As someone who has been in the picking game for a decades (admittedly more often for collecting junk than reselling it), I can tell you without a doubt that the big scores are getting harder to find. I live in a pretty large city and most thrift stores are bereft of super deals these days. Throw in the ease and popularity of reselling items on eBay and books and games on Amazon and it can seem like there isn't any good pickings to be had anymore.
It's great that anybody can make money picking and reselling items online. The bad news is that everybody is trying to make money picking and reselling items online. Competition is fierce. Especially in the densely populated, hip cities.
A possible solution, one that has been practiced for a long time by antiques dealers, is the Picking Roadtrip. The idea is simple enough: Head out to the small towns where the bumpkins don't care or know the value of what they've got, buy up all their good stuff, and head home to sell it at a tremendous profit. Sounds simple and fun, but is it a reality?
I know several vintage clothing boutique owners who have sustained successful business for many years using the Picking Roadtrip as their primary means of inventory acquisition, so clearly it can work. I asked them for some roadtrip picking pointers for this post, and here is what they clued me in on:
- Have a plan and a budget. Randomly wandering the countryside looking for amazing deals is going to get frustrating but fast. The romantic notion of stumbling onto a barn full of affordable and resellable antiques is extremely improbable. Know where you are going to go, how much it will cost you (gas, accommodations, food), and what you are hoping to find.
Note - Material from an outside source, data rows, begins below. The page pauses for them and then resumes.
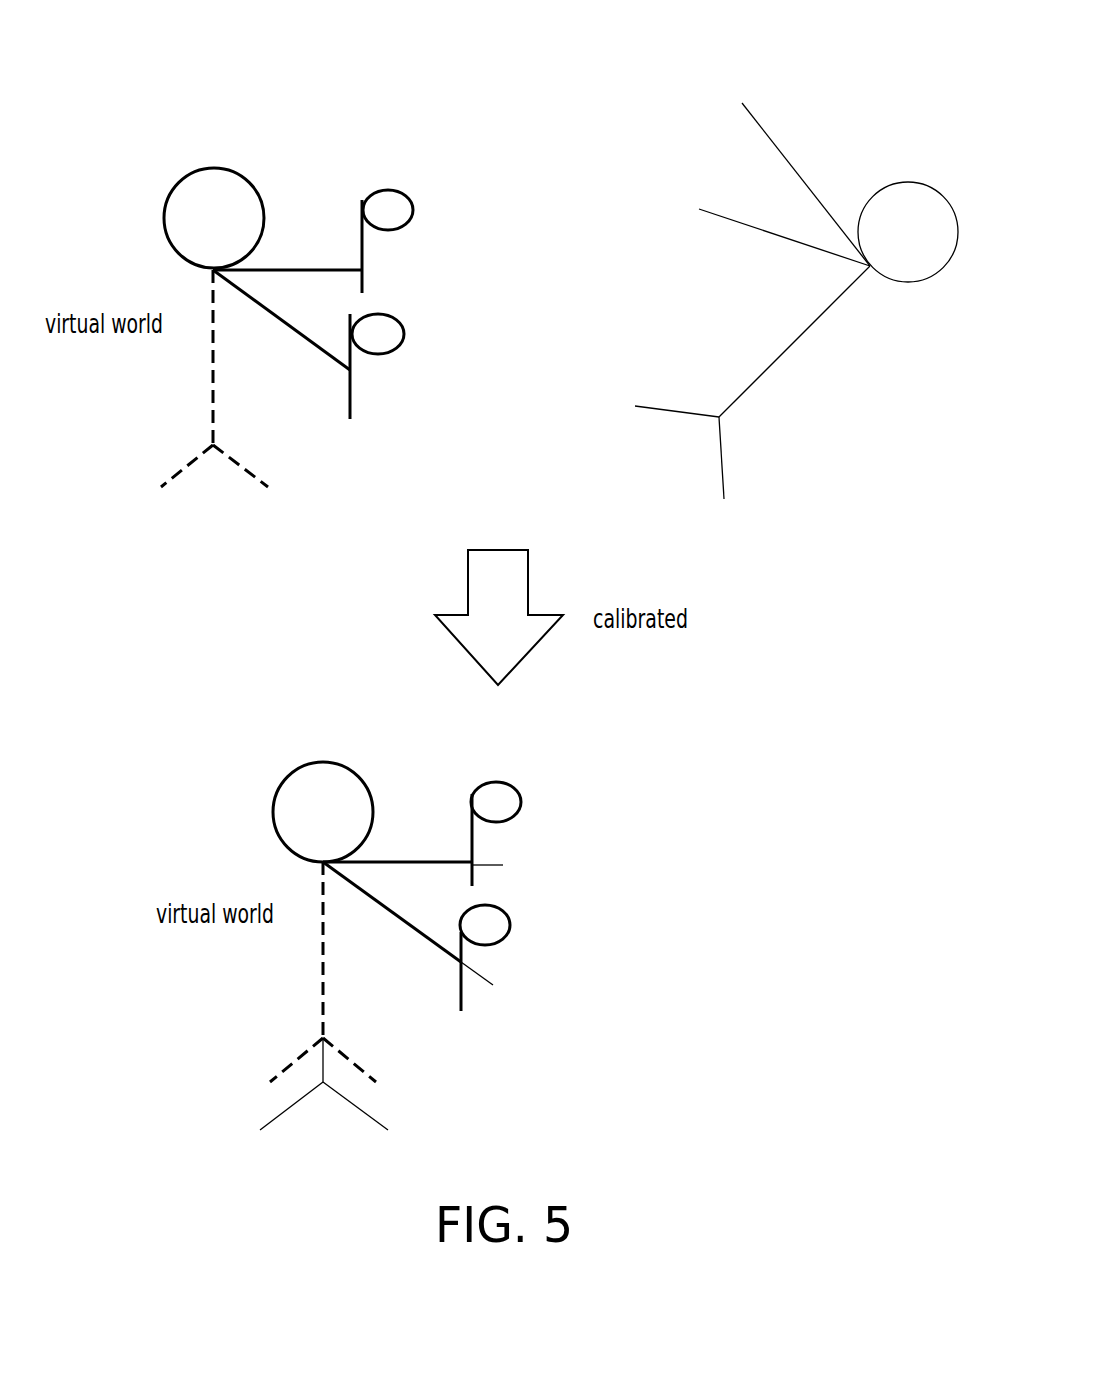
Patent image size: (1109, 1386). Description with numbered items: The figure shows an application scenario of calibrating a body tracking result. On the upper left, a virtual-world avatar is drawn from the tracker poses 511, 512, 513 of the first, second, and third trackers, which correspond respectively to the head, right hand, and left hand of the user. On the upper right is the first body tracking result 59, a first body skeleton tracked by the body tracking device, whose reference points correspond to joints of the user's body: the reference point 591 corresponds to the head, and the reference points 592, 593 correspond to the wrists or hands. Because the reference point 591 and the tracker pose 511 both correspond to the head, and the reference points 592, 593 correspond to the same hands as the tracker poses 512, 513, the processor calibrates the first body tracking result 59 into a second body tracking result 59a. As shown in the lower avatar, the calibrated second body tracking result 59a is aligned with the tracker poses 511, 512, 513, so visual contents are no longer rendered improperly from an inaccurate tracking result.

The tracker pose 511 is at (214, 168).
The tracker pose 512 is at (381, 357).
The tracker pose 513 is at (415, 199).
The first body tracking result 59 is at (796, 263).
The reference point 591 is at (910, 182).
The reference point 592 is at (742, 103).
The reference point 593 is at (699, 209).
The second body tracking result 59a is at (270, 1120).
- Know what you want and what it's worth. Some folks don't take to kindly to you researching their goods on your fancy computer-phone right in front of them. You need to be prepared to buy items quickly when those deals show up.
- Know how to haggle. If you are picking from garage sales, flea markets, and swap meets, you darn well need to be able to haggle. The ability to negotiate price can turn an ok deal into a big score.
- If you are going with a friend, agree beforehand how you will be dividing goods. Roadtripping with a partner is great fun, but it can go sour real fast if one person thinks the other is not being fair. It's also a good idea to plan on how expenses and driving time is going to be divided.
- Have a shipping plan. You may find more great stuff than you can cram into your car. It's a great problem to have, especially if you have a plan and budget to get those extra items back home.
- Leave time to explore. Allocate time for those side-trips and wild goose chases.
- Have fun. Enjoy the trip and the experience of going to new places. You may very well come up empty handed, so you might as well have a great time.
Now, I, myself, have never taken a roadtrip with the sole intent of picking. However, I often make picking a part of any roadtrip or vacation. I simply love to visit junk stores, flea markets, and garage sales in new places. Some great deals can surprise you in unfamiliar turf, and often the pickings are much better in the smaller towns.
PS - I just learned about the Antique Road Trip video game, so there is that, too.